Economic Downturn
The Housing Market Crash of 2007
The United States is being faced with one of the worst economic periods of it’s history. Many economists agree that the state of the US economy is the worst that that it has ever been next to the Great Depression of the 1930′s. Many factors led up the current recession but none more potently ignited the current crisis as did the Sub-prime Mortgage crisis that began in 2007.
Sub-prime Mortgages are loans given by banks and other financial institutions to borrowers with riskier credit scores and credit histories than the norm. Because these loans are riskier for the banks the yields or returns on loans to the banks are greater. John Lonski the chief economist for Moody’s investment services said that 21% of all US mortgages where sub-prime in 2006, that number up from 9% eight years earlier in 1994.

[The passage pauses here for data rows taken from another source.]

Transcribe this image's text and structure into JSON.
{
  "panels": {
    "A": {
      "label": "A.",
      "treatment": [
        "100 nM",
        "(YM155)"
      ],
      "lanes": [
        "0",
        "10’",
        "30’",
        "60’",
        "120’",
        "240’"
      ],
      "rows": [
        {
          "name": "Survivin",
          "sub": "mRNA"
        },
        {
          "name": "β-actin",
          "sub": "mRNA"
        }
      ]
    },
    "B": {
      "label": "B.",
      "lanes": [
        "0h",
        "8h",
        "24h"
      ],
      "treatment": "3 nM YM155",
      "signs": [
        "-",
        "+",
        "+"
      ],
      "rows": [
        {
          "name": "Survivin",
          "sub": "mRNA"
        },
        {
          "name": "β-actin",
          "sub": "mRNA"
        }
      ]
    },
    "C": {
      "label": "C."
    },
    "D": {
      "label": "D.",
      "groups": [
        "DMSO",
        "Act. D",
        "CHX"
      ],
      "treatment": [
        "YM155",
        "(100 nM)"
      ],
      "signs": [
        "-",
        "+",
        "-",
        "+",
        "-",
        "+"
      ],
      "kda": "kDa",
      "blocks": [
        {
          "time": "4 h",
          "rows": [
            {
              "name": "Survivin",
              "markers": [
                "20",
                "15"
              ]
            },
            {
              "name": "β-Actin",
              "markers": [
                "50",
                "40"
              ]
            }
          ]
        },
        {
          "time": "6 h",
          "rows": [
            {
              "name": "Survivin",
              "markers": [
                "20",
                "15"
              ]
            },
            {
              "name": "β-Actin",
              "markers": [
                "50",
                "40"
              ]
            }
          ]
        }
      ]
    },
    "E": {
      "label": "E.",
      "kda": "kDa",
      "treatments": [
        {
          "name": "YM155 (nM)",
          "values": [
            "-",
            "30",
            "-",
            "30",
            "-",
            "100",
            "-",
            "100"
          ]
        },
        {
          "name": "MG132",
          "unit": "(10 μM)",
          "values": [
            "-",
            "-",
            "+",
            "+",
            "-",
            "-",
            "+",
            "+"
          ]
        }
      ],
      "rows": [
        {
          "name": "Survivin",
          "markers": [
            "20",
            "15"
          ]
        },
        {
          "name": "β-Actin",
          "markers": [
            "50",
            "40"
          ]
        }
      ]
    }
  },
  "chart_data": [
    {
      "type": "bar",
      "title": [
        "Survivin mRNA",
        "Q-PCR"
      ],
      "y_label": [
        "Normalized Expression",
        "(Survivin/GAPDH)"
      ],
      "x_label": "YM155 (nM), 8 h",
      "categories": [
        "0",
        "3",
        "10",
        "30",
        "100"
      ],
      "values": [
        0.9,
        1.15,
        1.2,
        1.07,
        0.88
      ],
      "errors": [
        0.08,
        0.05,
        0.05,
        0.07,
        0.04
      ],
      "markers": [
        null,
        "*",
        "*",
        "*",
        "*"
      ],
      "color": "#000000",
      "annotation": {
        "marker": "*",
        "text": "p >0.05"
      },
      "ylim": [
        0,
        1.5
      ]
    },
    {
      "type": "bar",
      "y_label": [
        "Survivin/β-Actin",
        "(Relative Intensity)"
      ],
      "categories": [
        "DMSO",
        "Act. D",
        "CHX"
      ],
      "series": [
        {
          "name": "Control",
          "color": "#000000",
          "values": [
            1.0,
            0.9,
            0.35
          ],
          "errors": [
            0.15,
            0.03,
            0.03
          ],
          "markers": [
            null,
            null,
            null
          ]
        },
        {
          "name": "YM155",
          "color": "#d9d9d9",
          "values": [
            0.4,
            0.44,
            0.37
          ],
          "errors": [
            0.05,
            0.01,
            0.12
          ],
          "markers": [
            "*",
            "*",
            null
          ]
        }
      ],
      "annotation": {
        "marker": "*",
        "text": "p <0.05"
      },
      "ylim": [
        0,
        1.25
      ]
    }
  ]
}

Since the banks were giving loans more and more heavily in the sub-prime market leading up to 2006, their risk increased. And soon, when many borrowers became unable to pay their mortgages the bubble began to burst and the domino effect that crashed the housing market, destroyed some of the greatest financial institutions of all time, and sparked the global recession of which we are still feeling the effects today.
Economic Crisis
Once the snowball started rolling, catastrophic occurrences became evident. The default rates and foreclosure filings started piling up in late 2006 into 2007. Sub-Prime Mortgagees could not make their monthly mortgage payments which in turn meant that banks stopped making money. Hundreds of banks worldwide closed their doors in the months and years to follow. When Bear Sterns and Lehman Brothers, two of the largest US financial institutions on record, closed their doors panic was felt throughout the world. The New York Stock Exchange (NYSE) crashed in September 2008. Investors throughout the world started pulling their money out of US banks and selling their US stocks and assets. The dollar shrank in value and many though the end of the world was near.
Foreclosure Domino Effect
Another factor which is credited in aiding the housing market crash and most recent economic downturn is the housing market bubble itself. Since the early part of the millennium banks started lending more liberally in both the prime and sub-prime markets. With this large influx of cash home buyers and investors took to the market and began

buying real estate properties in mass. The flood of money and buyers imploded the prices in the housing market to levels that were unaffordable. As soon as the borrowers were unable to pay their mortgage banks began the foreclosure process to regain possession of the asset. Since banks are obviously not in the property management or real estate business so to speak, the more foreclosures that they took back, the worse it became for everybody. Banks were stuck with homes and need to sell them so that they can cut their losses and not be out totally hundreds of thousands of dollars or whatever the previous selling price was. Therefore they needed to drop the prices drastically so that they can move the built up inventory of foreclosed properties of the shelves. Since the foreclosure inventory piled up, and the list prices were sometimes up to 80% off of the previous sale prices the overall average estimated house values tumbled nation wide. For the average American their home is their biggest investment so when values dropped so did consumer confidence and consumer spending. The retail markets where hit hard and the ripples made their way into the job markets, and unemployment rates skyrocketed nation wide. No jobs and no money became the second wave of foreclosures that plagued main street America and the cycle had made its way full course.